RIPC can easily be used in clinical situations. The concept of RIPC has been used to reduce myocardial injury in patients undergoing various surgical interventions including coronary artery bypass graft surgery, abdominal aortic aneurysm repair, percutaneous coronary intervention, and heart valve surgery. The RIPC stimulus is delivered via alternate inflation and deflation of the blood pressure cuff tied on the upper arm of the patient (
34).
Recently, new cardioprotective methods, which can easily be used in clinical settings, were presented. The supplementation of trace elements is known to induce cardioprotection by attenuating an inflammatory response in open-heart surgery with cardiopulmonary bypass (
35).
The limitation of this study are the experimental models in which RIPC and I/R injury are performed, namely, in vivo and in an isolated perfused heart through the Langendorff system, respectively. Removal of the heart from the body may complicate things by removing the heart from any circulating factors.

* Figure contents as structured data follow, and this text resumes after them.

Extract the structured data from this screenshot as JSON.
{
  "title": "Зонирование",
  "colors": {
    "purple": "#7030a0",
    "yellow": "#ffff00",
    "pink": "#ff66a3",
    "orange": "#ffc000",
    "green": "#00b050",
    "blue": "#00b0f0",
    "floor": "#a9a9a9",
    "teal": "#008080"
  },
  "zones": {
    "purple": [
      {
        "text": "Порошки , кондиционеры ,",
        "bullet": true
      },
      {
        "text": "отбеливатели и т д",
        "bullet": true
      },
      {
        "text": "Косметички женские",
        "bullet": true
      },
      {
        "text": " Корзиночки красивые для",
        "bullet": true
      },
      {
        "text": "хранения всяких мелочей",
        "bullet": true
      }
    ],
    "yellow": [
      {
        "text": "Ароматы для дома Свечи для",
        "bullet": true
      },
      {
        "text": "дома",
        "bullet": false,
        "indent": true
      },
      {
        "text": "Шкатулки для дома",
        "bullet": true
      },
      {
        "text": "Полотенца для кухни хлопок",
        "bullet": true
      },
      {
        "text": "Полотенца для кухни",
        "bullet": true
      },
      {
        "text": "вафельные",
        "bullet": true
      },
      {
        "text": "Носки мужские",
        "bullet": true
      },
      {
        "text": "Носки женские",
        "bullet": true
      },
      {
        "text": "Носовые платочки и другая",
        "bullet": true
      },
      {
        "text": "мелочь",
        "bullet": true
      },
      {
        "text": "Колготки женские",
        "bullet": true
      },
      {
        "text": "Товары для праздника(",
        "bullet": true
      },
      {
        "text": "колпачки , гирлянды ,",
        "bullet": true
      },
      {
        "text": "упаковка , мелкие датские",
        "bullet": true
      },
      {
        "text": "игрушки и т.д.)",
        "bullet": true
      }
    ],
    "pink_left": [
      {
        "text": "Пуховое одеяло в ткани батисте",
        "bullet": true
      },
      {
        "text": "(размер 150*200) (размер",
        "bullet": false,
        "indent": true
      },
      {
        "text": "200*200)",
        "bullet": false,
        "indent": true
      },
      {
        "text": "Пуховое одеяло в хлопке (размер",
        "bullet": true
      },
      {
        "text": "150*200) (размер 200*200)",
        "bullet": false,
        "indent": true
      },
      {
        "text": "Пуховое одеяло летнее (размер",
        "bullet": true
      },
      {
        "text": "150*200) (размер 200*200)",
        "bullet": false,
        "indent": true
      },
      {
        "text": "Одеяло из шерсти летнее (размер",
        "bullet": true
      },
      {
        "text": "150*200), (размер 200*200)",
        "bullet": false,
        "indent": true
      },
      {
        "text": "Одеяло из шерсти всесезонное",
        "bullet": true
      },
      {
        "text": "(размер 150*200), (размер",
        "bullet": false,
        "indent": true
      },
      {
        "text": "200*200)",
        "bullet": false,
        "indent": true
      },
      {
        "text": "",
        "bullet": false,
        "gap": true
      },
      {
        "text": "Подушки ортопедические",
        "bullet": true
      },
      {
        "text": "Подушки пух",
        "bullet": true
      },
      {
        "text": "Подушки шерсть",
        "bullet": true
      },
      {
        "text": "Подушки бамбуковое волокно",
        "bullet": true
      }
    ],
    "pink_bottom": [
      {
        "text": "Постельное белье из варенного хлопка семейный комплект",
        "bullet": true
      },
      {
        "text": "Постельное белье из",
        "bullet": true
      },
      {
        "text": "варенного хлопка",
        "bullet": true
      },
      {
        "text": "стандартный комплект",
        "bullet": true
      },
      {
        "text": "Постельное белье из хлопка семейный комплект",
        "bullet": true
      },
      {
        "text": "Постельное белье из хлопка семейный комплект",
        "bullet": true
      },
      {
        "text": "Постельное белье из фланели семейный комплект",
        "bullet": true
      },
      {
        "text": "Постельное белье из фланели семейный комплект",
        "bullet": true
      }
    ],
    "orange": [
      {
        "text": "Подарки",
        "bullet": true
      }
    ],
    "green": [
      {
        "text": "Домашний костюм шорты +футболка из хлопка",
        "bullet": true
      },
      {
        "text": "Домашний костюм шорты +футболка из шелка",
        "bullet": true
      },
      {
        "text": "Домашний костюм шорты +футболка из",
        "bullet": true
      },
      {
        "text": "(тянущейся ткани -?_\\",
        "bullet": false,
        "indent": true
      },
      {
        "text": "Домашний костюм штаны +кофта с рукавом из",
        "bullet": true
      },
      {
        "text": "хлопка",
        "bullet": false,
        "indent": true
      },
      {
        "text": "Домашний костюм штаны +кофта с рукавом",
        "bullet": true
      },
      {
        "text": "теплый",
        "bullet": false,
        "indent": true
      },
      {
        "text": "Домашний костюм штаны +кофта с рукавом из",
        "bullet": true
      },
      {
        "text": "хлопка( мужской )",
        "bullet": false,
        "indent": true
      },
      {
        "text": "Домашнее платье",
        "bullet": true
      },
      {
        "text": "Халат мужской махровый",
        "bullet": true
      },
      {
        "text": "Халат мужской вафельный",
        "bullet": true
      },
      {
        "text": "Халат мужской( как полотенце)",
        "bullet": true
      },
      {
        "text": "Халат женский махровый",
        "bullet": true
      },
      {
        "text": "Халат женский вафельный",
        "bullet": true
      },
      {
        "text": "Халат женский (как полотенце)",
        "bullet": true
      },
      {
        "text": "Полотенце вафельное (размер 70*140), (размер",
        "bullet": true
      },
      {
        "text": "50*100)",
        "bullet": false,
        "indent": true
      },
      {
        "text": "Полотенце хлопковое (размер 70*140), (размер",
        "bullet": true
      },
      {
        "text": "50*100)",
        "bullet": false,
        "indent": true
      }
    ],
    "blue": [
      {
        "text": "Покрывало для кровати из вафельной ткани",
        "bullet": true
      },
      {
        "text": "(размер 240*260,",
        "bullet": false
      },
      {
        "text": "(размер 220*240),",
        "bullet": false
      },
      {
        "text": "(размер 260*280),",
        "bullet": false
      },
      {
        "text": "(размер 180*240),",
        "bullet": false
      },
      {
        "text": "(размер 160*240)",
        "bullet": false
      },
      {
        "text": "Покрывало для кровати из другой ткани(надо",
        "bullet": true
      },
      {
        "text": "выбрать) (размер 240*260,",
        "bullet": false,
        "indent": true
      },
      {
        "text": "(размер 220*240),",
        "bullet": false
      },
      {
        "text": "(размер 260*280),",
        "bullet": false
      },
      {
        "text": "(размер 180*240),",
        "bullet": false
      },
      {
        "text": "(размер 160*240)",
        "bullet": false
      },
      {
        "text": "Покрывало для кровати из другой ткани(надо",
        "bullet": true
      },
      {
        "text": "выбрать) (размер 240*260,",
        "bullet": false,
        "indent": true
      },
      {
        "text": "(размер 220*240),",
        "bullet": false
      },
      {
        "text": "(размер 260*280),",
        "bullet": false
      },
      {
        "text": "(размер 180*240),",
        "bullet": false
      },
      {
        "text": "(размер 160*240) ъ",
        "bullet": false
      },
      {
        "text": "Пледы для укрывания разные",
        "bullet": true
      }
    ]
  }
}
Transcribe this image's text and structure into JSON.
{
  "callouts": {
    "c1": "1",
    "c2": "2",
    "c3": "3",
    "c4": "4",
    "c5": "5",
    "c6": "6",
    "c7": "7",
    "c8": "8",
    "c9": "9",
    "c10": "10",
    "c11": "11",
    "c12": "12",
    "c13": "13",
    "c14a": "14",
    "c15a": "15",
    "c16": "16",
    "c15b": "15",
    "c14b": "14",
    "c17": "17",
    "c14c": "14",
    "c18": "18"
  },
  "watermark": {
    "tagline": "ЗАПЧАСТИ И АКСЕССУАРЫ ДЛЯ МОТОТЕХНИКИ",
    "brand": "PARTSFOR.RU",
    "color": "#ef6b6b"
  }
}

In conclusion, RIPC significantly reduced both myocardial infarction and RAs in ischemia-reperfusion induced rat hearts. The mKATP channels play a role in reduction of both infarct size and RAs. RIPC can easily be implemented in clinical practice by using a blood pressure cuff; hence it would be cost effective and safe. The potential antiarrhythmic properties of RIPC in humans merits further investigation.